Теперь у меня просто не было другого выхода — я обязана была узнать, что она ему написала. Сделать это сейчас не было никакой возможности, пришлось отложить операцию на завтра. Интересно, придет ли он к ужину, как обещал?
Он не только явился к ужину, а еще приволок с собой бутылку шампанского. Я шампанское терпеть не могу и ничего в нем не понимаю, но специалистка Габи прочла название на ярлыке и высоко подняла брови:
«Ого! По какому поводу такая роскошь?». Юджин сделал загадочное лицо:
«Первый бокал той умнице, которая угадает!».
Инес, зацикленная на своем, высказала то, о чем мечтала:
«Вам продлили аренду зала бесплатно!».
«Ну знаете! Это все равно, что предположить, будто черная кошка может превратиться в добрую фею!».
«Это не исключено, — возразила Габи. — Или вы в детстве сказок не читали?».
«Я вообще не умею читать, и это ужасная трагедия. Мне пишут письма, а я не способен их прочесть. Представляете, какой кошмар — верчу, верчу в руках листок и не знаю, что там написано», — обратился он к Инес.
На лице Инес разыгралась целая драма, я даже не представляла, что моя сверхвоспитанная мать так плохо владеет собой. Чтобы как-то отвести внимание от ее несчастного лица, я выкрикнула, вспомнив кино-ковбоя в кино-шляпе:
«Вы нашли покупателя!».
«Устами младенца глаголет истина! — Юджин начал ловко открывать бутылку. — Так нальем же младенцу первый бокал!».
«Вы продали коллекцию?» — ахнула Инес.
А Габи, которая понятия не имела о письме в голубом конверте, притворно удивилась:
«Откуда вы, не умея читать, выудили эту пословицу?»
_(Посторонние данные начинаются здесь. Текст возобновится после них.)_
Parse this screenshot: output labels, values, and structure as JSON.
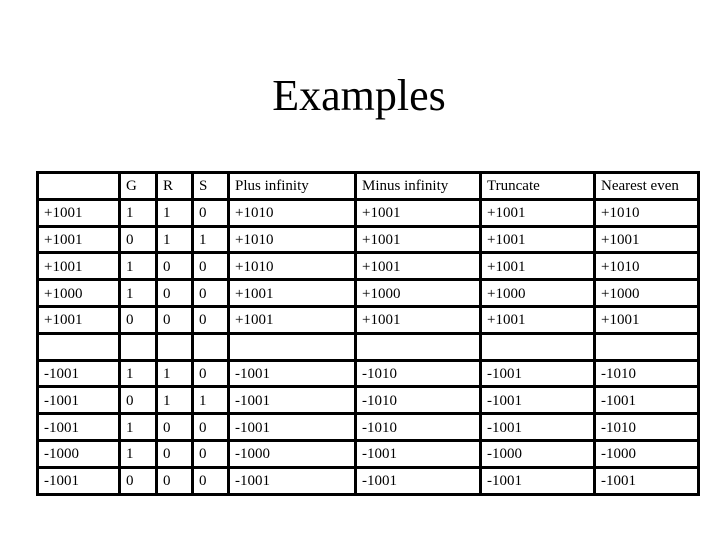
{
  "slide": {
    "title": "Examples"
  },
  "table": {
    "headers": [
      "",
      "G",
      "R",
      "S",
      "Plus infinity",
      "Minus infinity",
      "Truncate",
      "Nearest even"
    ],
    "rows": [
      [
        "+1001",
        "1",
        "1",
        "0",
        "+1010",
        "+1001",
        "+1001",
        "+1010"
      ],
      [
        "+1001",
        "0",
        "1",
        "1",
        "+1010",
        "+1001",
        "+1001",
        "+1001"
      ],
      [
        "+1001",
        "1",
        "0",
        "0",
        "+1010",
        "+1001",
        "+1001",
        "+1010"
      ],
      [
        "+1000",
        "1",
        "0",
        "0",
        "+1001",
        "+1000",
        "+1000",
        "+1000"
      ],
      [
        "+1001",
        "0",
        "0",
        "0",
        "+1001",
        "+1001",
        "+1001",
        "+1001"
      ],
      [
        "",
        "",
        "",
        "",
        "",
        "",
        "",
        ""
      ],
      [
        "-1001",
        "1",
        "1",
        "0",
        "-1001",
        "-1010",
        "-1001",
        "-1010"
      ],
      [
        "-1001",
        "0",
        "1",
        "1",
        "-1001",
        "-1010",
        "-1001",
        "-1001"
      ],
      [
        "-1001",
        "1",
        "0",
        "0",
        "-1001",
        "-1010",
        "-1001",
        "-1010"
      ],
      [
        "-1000",
        "1",
        "0",
        "0",
        "-1000",
        "-1001",
        "-1000",
        "-1000"
      ],
      [
        "-1001",
        "0",
        "0",
        "0",
        "-1001",
        "-1001",
        "-1001",
        "-1001"
      ]
    ]
  }
}
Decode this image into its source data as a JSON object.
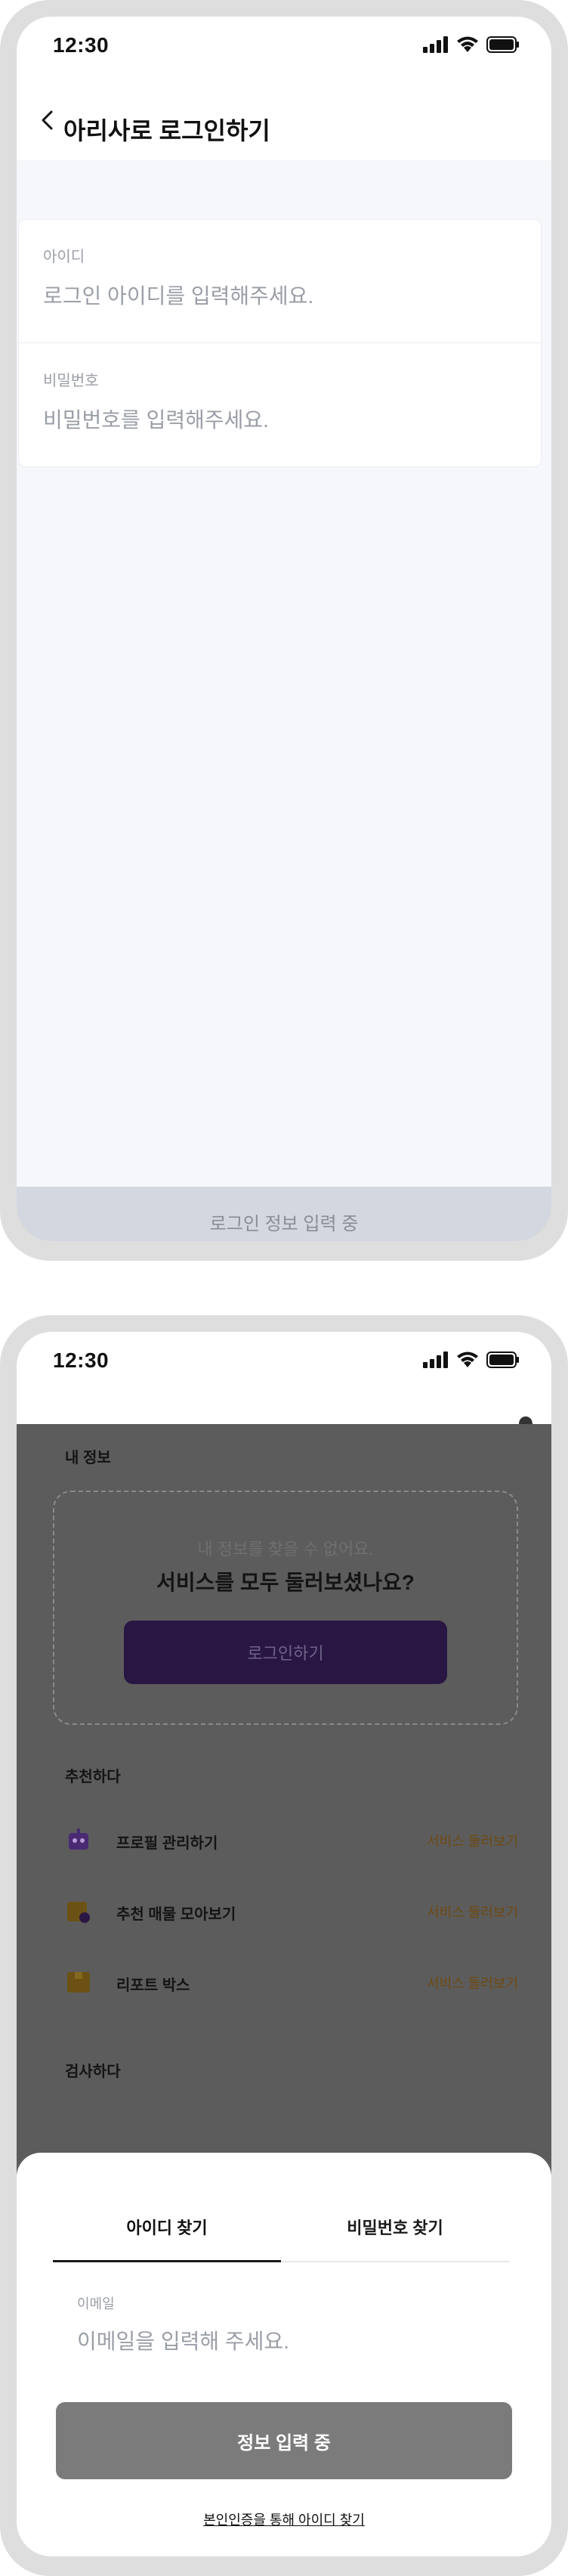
{
  "status": {
    "time": "12:30"
  },
  "login": {
    "title": "아리사로 로그인하기",
    "id_label": "아이디",
    "id_placeholder": "로그인 아이디를 입력해주세요.",
    "pw_label": "비밀번호",
    "pw_placeholder": "비밀번호를 입력해주세요.",
    "button": "로그인 정보 입력 중"
  },
  "mypage": {
    "my_info_title": "내 정보",
    "empty_sub": "내 정보를 찾을 수 없어요.",
    "empty_title": "서비스를 모두 둘러보셨나요?",
    "login_button": "로그인하기",
    "recommend_title": "추천하다",
    "recommend_items": [
      {
        "label": "프로필 관리하기",
        "link": "서비스 둘러보기",
        "icon": "robot-icon"
      },
      {
        "label": "추천 매물 모아보기",
        "link": "서비스 둘러보기",
        "icon": "search-box-icon"
      },
      {
        "label": "리포트 박스",
        "link": "서비스 둘러보기",
        "icon": "box-icon"
      }
    ],
    "search_title": "검사하다"
  },
  "sheet": {
    "tab_find_id": "아이디 찾기",
    "tab_find_pw": "비밀번호 찾기",
    "email_label": "이메일",
    "email_placeholder": "이메일을 입력해 주세요.",
    "button": "정보 입력 중",
    "verify_link": "본인인증을 통해 아이디 찾기"
  },
  "colors": {
    "accent_purple": "#2a1643",
    "link_orange": "#6e4a12",
    "background_grey": "#f5f7fa"
  }
}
«Пословицы живут у всех на слуху, их не обязательно читать, их надо уметь подслушать, — ответил Юджин и подал мне полный бокал. — Пей, Светка, за мой успех!».
«Ей нельзя пить, — испугалась Инес, — я не разрешаю!».
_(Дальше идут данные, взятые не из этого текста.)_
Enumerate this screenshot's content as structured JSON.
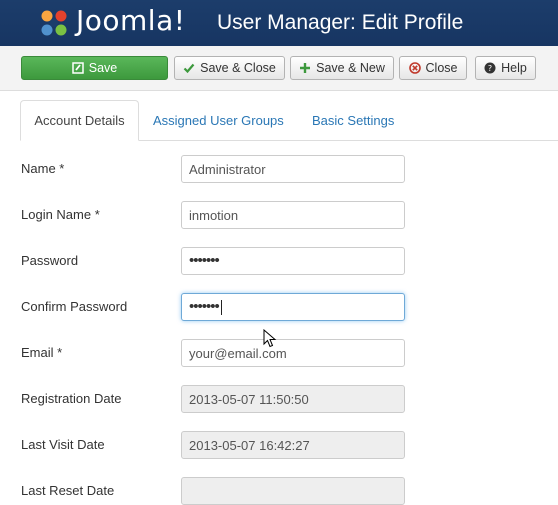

Вообще-то, я терпеть не могу шампанское. Мальчишки в летнем лагере пригласили меня как-то распить с ними бутылку, я только пригубила и меня чуть не вырвало. Но когда я услышала, что она мне не разрешает, я выхватила у Юджина бокал и сделала несколько больших глотков, сколько успела. На этот раз на рвоту меня не потянуло, шампанское Юджина, наверно, не напрасно было дорогое. Но Инес устроила такую сцену, что захотелось выблевать это шампанское прямо на нее.
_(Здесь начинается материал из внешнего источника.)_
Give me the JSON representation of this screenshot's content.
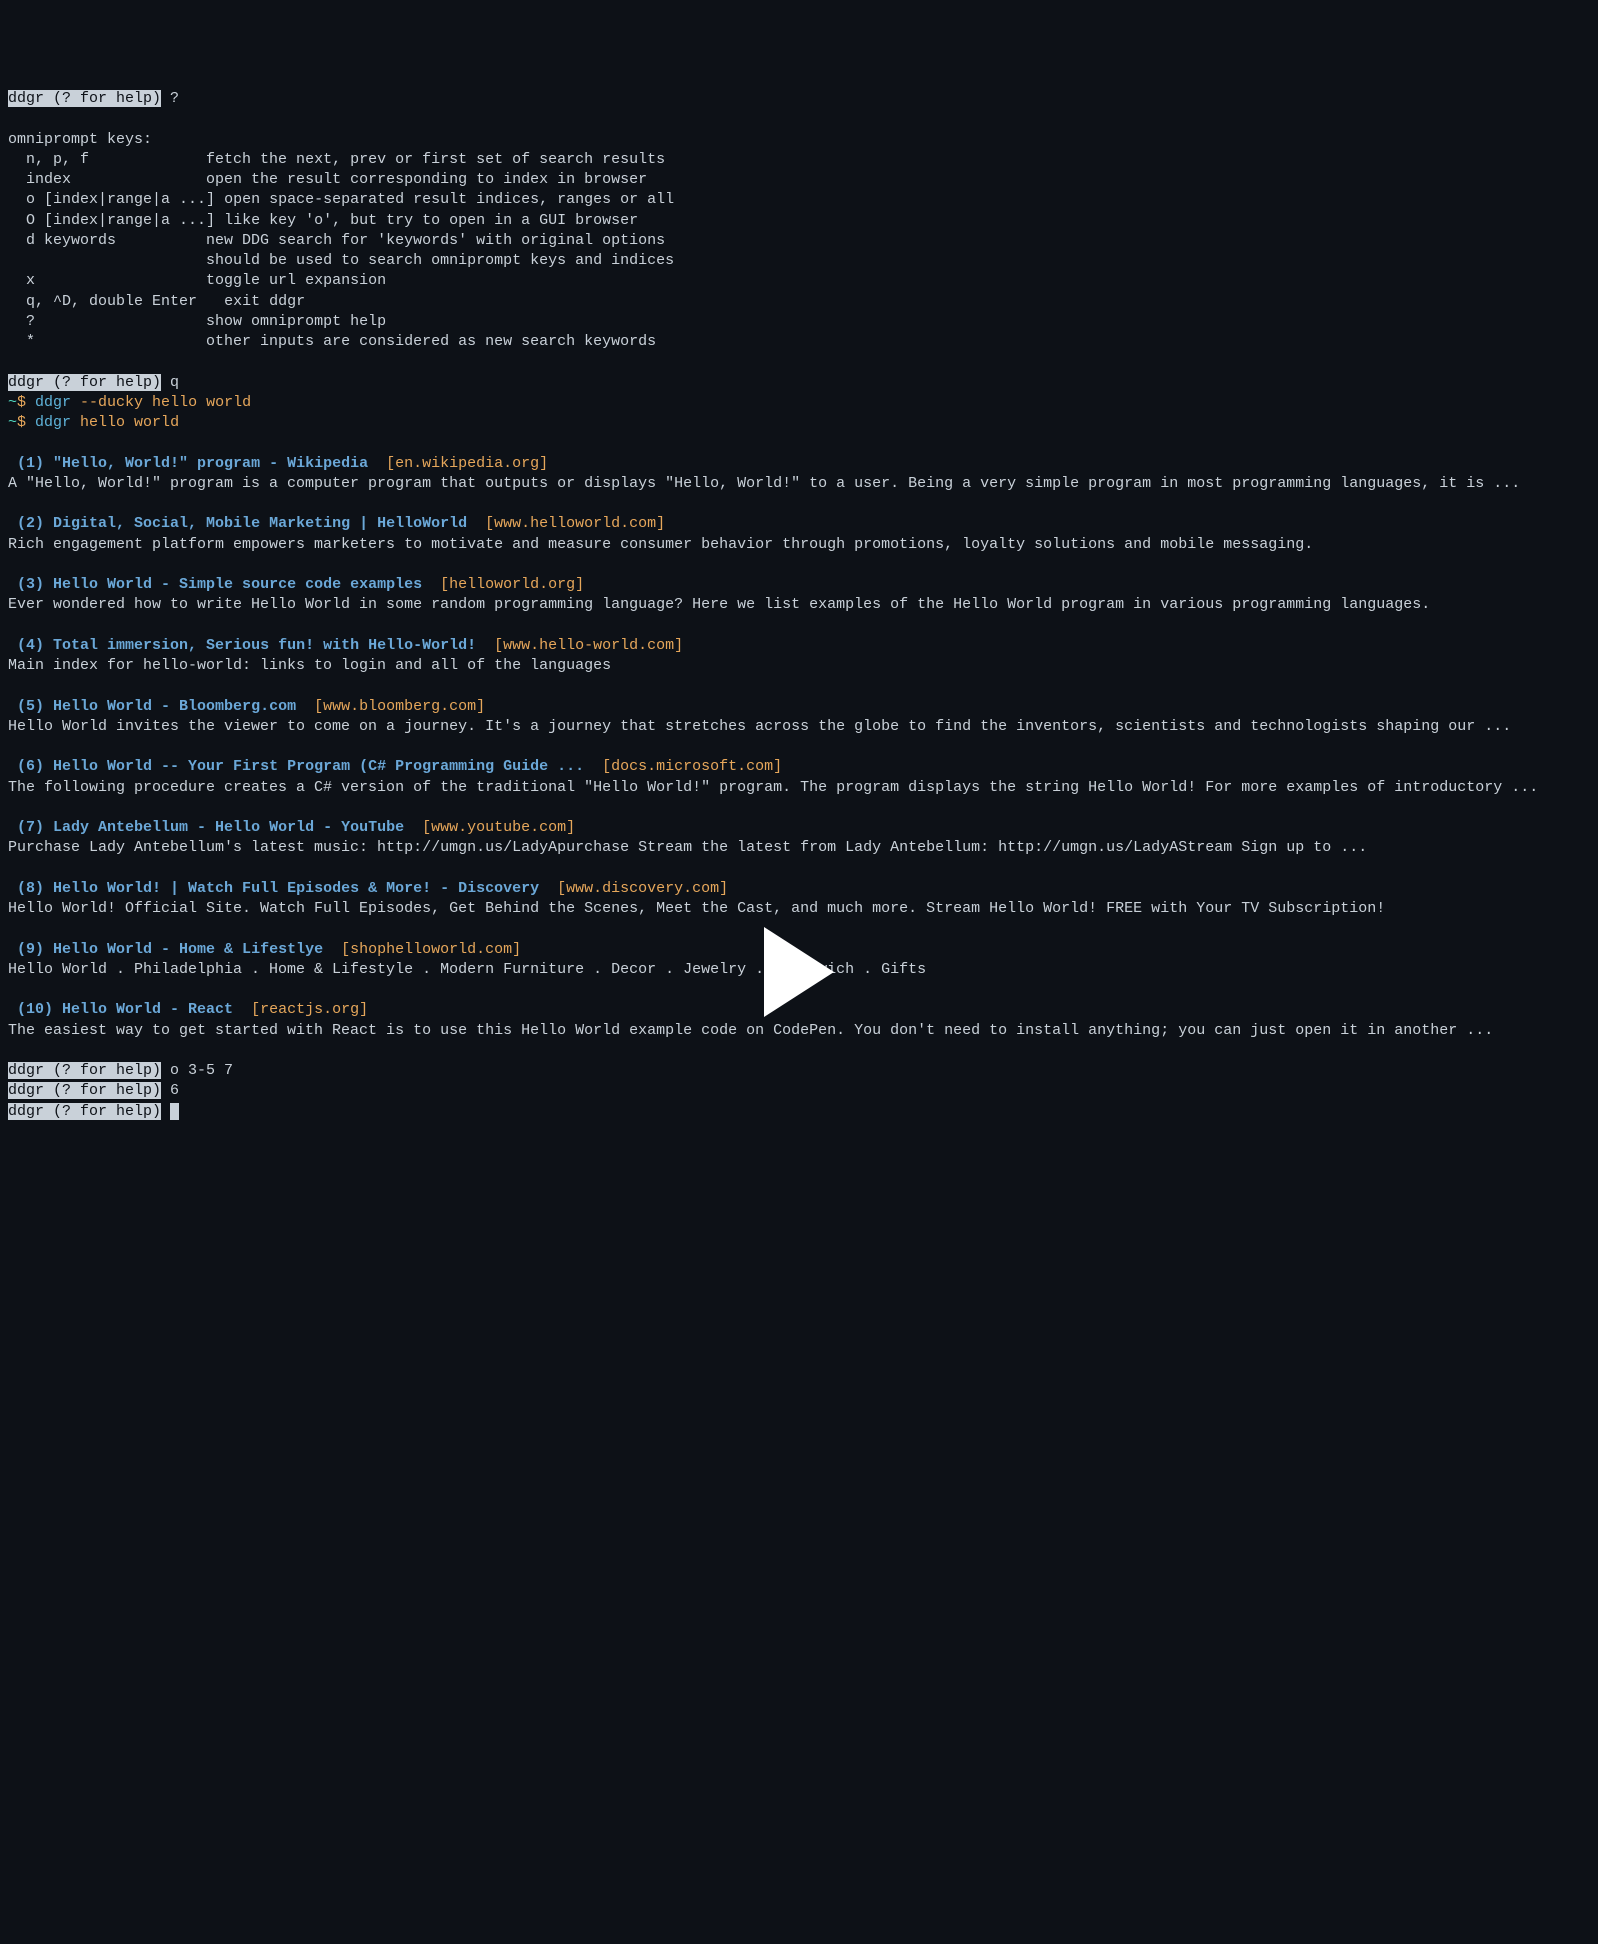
{
  "prompts": {
    "ddgr_help": "ddgr (? for help)",
    "question": " ?",
    "q_cmd": " q",
    "tilde": "~",
    "dollar": "$ ",
    "cmd1_name": "ddgr",
    "cmd1_args": " --ducky hello world",
    "cmd2_name": "ddgr",
    "cmd2_args": " hello world",
    "open_cmd": " o 3-5 7",
    "six_cmd": " 6",
    "final": " "
  },
  "help": {
    "header": "omniprompt keys:",
    "rows": [
      {
        "key": "  n, p, f             ",
        "desc": "fetch the next, prev or first set of search results"
      },
      {
        "key": "  index               ",
        "desc": "open the result corresponding to index in browser"
      },
      {
        "key": "  o [index|range|a ...] ",
        "desc": "open space-separated result indices, ranges or all"
      },
      {
        "key": "  O [index|range|a ...] ",
        "desc": "like key 'o', but try to open in a GUI browser"
      },
      {
        "key": "  d keywords          ",
        "desc": "new DDG search for 'keywords' with original options"
      },
      {
        "key": "                      ",
        "desc": "should be used to search omniprompt keys and indices"
      },
      {
        "key": "  x                   ",
        "desc": "toggle url expansion"
      },
      {
        "key": "  q, ^D, double Enter   ",
        "desc": "exit ddgr"
      },
      {
        "key": "  ?                   ",
        "desc": "show omniprompt help"
      },
      {
        "key": "  *                   ",
        "desc": "other inputs are considered as new search keywords"
      }
    ]
  },
  "results": [
    {
      "idx": " (1) ",
      "title": "\"Hello, World!\" program - Wikipedia",
      "url": "[en.wikipedia.org]",
      "desc": "A \"Hello, World!\" program is a computer program that outputs or displays \"Hello, World!\" to a user. Being a very simple program in most programming languages, it is ..."
    },
    {
      "idx": " (2) ",
      "title": "Digital, Social, Mobile Marketing | HelloWorld",
      "url": "[www.helloworld.com]",
      "desc": "Rich engagement platform empowers marketers to motivate and measure consumer behavior through promotions, loyalty solutions and mobile messaging."
    },
    {
      "idx": " (3) ",
      "title": "Hello World - Simple source code examples",
      "url": "[helloworld.org]",
      "desc": "Ever wondered how to write Hello World in some random programming language? Here we list examples of the Hello World program in various programming languages."
    },
    {
      "idx": " (4) ",
      "title": "Total immersion, Serious fun! with Hello-World!",
      "url": "[www.hello-world.com]",
      "desc": "Main index for hello-world: links to login and all of the languages"
    },
    {
      "idx": " (5) ",
      "title": "Hello World - Bloomberg.com",
      "url": "[www.bloomberg.com]",
      "desc": "Hello World invites the viewer to come on a journey. It's a journey that stretches across the globe to find the inventors, scientists and technologists shaping our ..."
    },
    {
      "idx": " (6) ",
      "title": "Hello World -- Your First Program (C# Programming Guide ...",
      "url": "[docs.microsoft.com]",
      "desc": "The following procedure creates a C# version of the traditional \"Hello World!\" program. The program displays the string Hello World! For more examples of introductory ..."
    },
    {
      "idx": " (7) ",
      "title": "Lady Antebellum - Hello World - YouTube",
      "url": "[www.youtube.com]",
      "desc": "Purchase Lady Antebellum's latest music: http://umgn.us/LadyApurchase Stream the latest from Lady Antebellum: http://umgn.us/LadyAStream Sign up to ..."
    },
    {
      "idx": " (8) ",
      "title": "Hello World! | Watch Full Episodes & More! - Discovery",
      "url": "[www.discovery.com]",
      "desc": "Hello World! Official Site. Watch Full Episodes, Get Behind the Scenes, Meet the Cast, and much more. Stream Hello World! FREE with Your TV Subscription!"
    },
    {
      "idx": " (9) ",
      "title": "Hello World - Home & Lifestlye",
      "url": "[shophelloworld.com]",
      "desc": "Hello World . Philadelphia . Home & Lifestyle . Modern Furniture . Decor . Jewelry . Chilewich . Gifts"
    },
    {
      "idx": " (10) ",
      "title": "Hello World - React",
      "url": "[reactjs.org]",
      "desc": "The easiest way to get started with React is to use this Hello World example code on CodePen. You don't need to install anything; you can just open it in another ..."
    }
  ]
}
Поднялся страшный шум — Инес визжала, Юджин извинялся, а Габи уверяла, что от шампанского никто еще не умер. Я воспользовалась суматохой и под шумок допила бокал до дна — ну и гадость это хваленое шампанское! Все обошлось, меня опять не стошнило, только голова пошла кругом и я стала громко хохотать, пытаясь рассказать всем, как я увидела Инес точь-в-точь в таких высоких сапогах на шпильках, как у батареи на ножках. Язык у меня стал непослушный и толстый, как сарделька, и никто ничего не понял, кроме того, что меня срочно нужно отвести спать.